Он давно ни о чем не мечтал. Но в тот вечер ему страшно захотелось шоколадного суфле…
31
Улицы Рима
Ты будешь по-настоящему любим, когда сможешь показать свои слабости, не боясь, что другой воспользуется ими, чтобы стать сильнее.
Чезаре Павезе
Париж
14–24 сентября
Хотя жизнь Билли висела на волоске, две недели перед операцией стали самым гармоничным периодом в нашей жизни.

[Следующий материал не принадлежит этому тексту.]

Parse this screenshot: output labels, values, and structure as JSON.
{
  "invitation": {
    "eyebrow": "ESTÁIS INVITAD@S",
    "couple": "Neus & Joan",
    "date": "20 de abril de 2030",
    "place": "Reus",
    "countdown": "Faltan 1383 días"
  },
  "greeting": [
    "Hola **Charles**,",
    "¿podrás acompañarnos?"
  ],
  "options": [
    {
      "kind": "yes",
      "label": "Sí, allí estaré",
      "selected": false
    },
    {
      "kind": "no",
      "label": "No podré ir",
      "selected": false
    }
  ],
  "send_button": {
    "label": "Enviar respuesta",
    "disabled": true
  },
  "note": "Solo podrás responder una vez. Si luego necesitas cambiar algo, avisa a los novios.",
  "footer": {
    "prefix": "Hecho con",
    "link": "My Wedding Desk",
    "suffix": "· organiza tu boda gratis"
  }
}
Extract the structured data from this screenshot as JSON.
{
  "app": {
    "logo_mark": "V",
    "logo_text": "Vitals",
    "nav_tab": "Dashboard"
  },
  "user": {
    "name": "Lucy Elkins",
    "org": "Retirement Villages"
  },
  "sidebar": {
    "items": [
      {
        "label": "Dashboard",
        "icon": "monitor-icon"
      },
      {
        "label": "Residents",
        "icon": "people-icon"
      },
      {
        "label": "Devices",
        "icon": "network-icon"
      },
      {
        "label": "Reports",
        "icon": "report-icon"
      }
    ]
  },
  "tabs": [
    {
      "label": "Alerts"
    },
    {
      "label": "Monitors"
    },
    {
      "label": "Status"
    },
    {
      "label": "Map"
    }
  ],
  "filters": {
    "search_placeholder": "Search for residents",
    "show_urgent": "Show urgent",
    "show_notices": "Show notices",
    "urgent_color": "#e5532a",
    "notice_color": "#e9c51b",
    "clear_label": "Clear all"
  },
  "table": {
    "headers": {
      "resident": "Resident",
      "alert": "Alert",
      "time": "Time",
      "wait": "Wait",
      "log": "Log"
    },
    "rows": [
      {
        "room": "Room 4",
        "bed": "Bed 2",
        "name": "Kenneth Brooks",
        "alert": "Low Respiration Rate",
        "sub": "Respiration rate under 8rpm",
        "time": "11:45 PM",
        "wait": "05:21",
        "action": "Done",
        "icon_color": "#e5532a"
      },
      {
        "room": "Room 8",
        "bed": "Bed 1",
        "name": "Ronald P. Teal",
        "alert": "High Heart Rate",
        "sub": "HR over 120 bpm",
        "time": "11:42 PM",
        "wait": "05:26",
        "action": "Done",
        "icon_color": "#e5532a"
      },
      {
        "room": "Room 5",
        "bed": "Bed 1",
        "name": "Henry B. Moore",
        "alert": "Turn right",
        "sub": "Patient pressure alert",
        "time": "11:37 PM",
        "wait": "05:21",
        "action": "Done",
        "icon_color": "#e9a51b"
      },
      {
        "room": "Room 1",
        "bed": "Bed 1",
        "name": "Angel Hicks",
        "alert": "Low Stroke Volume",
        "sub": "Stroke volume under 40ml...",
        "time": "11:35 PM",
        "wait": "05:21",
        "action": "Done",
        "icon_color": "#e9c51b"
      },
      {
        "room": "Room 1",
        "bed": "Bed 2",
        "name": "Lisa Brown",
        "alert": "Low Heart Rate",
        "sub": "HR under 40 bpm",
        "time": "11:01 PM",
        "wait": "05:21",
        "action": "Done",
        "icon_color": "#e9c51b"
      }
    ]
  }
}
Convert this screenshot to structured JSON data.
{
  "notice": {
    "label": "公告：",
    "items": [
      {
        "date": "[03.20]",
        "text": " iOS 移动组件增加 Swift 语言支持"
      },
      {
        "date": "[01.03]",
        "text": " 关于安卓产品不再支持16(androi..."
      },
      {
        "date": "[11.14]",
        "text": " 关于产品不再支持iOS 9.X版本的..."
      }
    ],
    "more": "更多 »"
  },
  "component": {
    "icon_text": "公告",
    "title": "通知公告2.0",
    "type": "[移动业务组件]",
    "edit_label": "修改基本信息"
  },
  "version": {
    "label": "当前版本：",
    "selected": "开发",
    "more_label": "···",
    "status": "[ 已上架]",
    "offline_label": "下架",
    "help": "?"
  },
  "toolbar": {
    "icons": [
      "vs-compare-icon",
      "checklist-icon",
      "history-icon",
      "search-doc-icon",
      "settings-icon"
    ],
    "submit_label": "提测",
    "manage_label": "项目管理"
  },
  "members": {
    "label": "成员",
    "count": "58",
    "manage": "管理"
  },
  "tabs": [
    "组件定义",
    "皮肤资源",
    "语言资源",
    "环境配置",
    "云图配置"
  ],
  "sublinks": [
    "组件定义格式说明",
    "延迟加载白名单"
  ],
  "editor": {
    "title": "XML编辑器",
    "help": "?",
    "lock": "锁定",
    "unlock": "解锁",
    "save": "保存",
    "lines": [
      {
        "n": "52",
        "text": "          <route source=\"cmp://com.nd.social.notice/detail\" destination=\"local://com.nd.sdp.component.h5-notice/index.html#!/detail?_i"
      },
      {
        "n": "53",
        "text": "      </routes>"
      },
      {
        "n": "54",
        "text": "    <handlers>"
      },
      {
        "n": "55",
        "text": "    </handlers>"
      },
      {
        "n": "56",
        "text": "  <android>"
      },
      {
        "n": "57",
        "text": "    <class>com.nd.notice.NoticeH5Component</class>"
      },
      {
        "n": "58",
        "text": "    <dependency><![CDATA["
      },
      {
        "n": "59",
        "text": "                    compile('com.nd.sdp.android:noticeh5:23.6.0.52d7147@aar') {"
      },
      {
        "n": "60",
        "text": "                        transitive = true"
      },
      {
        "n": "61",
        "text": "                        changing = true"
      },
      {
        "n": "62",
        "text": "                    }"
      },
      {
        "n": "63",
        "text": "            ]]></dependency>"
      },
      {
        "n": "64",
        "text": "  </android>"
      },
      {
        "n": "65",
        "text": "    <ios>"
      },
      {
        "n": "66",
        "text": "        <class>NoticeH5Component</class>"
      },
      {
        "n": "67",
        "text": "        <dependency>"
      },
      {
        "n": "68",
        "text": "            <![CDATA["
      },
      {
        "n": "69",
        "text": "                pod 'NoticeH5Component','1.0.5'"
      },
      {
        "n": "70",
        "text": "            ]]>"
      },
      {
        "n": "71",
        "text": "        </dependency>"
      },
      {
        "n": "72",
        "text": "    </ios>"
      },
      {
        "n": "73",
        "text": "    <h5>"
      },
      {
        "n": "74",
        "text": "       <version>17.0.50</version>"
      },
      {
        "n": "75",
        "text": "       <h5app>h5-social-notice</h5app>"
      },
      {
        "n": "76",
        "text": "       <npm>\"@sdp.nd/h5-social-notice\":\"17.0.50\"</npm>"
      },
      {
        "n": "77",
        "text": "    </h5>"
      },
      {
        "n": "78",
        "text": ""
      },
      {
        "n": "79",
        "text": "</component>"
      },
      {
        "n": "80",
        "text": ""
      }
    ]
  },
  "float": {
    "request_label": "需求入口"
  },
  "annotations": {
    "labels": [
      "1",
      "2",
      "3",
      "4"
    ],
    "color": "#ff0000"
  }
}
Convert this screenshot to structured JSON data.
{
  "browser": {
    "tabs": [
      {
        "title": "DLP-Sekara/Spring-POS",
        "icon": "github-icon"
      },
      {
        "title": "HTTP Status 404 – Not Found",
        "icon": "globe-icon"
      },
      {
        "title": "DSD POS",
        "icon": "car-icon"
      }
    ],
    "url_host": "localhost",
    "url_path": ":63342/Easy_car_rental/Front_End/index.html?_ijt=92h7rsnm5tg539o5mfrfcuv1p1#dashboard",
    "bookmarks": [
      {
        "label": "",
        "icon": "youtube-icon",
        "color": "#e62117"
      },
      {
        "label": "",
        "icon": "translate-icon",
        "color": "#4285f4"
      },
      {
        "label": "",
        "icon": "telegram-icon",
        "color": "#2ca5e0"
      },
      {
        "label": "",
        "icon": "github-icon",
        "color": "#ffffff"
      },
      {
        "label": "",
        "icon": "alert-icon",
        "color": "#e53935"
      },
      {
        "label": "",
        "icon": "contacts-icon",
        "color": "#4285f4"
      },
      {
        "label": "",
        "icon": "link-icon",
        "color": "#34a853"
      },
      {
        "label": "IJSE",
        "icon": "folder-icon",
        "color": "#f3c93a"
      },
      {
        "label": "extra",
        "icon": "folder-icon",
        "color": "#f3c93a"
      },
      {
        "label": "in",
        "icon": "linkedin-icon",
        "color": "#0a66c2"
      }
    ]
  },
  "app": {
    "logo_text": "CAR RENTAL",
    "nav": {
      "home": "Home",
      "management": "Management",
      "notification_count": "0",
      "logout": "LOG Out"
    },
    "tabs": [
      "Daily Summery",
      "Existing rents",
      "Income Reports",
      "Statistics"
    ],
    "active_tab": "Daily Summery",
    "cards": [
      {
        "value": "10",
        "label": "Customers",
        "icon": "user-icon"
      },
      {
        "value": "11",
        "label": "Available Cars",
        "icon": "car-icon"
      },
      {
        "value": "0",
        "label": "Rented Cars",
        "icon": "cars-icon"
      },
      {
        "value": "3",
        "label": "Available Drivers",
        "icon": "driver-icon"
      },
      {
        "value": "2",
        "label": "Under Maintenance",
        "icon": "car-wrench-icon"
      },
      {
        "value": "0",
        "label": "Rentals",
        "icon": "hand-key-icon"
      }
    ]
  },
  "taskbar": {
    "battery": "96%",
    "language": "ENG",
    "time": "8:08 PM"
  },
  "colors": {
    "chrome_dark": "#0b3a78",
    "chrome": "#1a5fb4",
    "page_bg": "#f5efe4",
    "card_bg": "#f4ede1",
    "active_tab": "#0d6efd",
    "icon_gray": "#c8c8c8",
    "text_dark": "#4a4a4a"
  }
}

Работа спорилась. Мне снова нравилось писать, и каждую ночь, полный энтузиазма и вдохновения, я переносился в иной мир. Я делал все возможное, чтобы изменить жизнь Билли к лучшему, сделать ее более спокойной и счастливой. Сидя перед компьютером, я осуществлял ее мечты, постепенно излечивал от душевных ран и разочарований. Обычно я работал до рассвета и выходил прогуляться, когда уборочные машины поливали водой тротуары. Я выпивал утренний кофе за стойкой бистро на улице Бюси, потом заходил в булочную в пассаже Дофин, где пекли золотистые, тающие во рту яблочные слойки. Затем я возвращался в наше гнездышко на площади Фюрстемберг, включал радио и варил два кофе с молоком. Билли, позевывая, выходила из спальни, и мы вместе завтракали, сидя за барной стойкой «американской» кухни, выходившей на маленькую площадь. Билли напевала, пытаясь разобрать тексты французских эстрадных песен, а я стряхивал крошки слоеного теста, прилипавшие к уголкам ее губ, и смотрел, как она щурится от солнца.
Потом я снова садился за работу, а Билли читала. Она нашла рядом с собором Нотр-Дам английский книжный магазин и потребовала, чтобы я составил список книг, обязательных к прочтению. Стейнбек, Сэллинджер, Диккенс… За эти две недели она проглотила несколько романов, которые я так любил в юности. Она делала пометки на полях, расспрашивала об авторах и выписывала в блокнот особенно впечатлившие ее фразы.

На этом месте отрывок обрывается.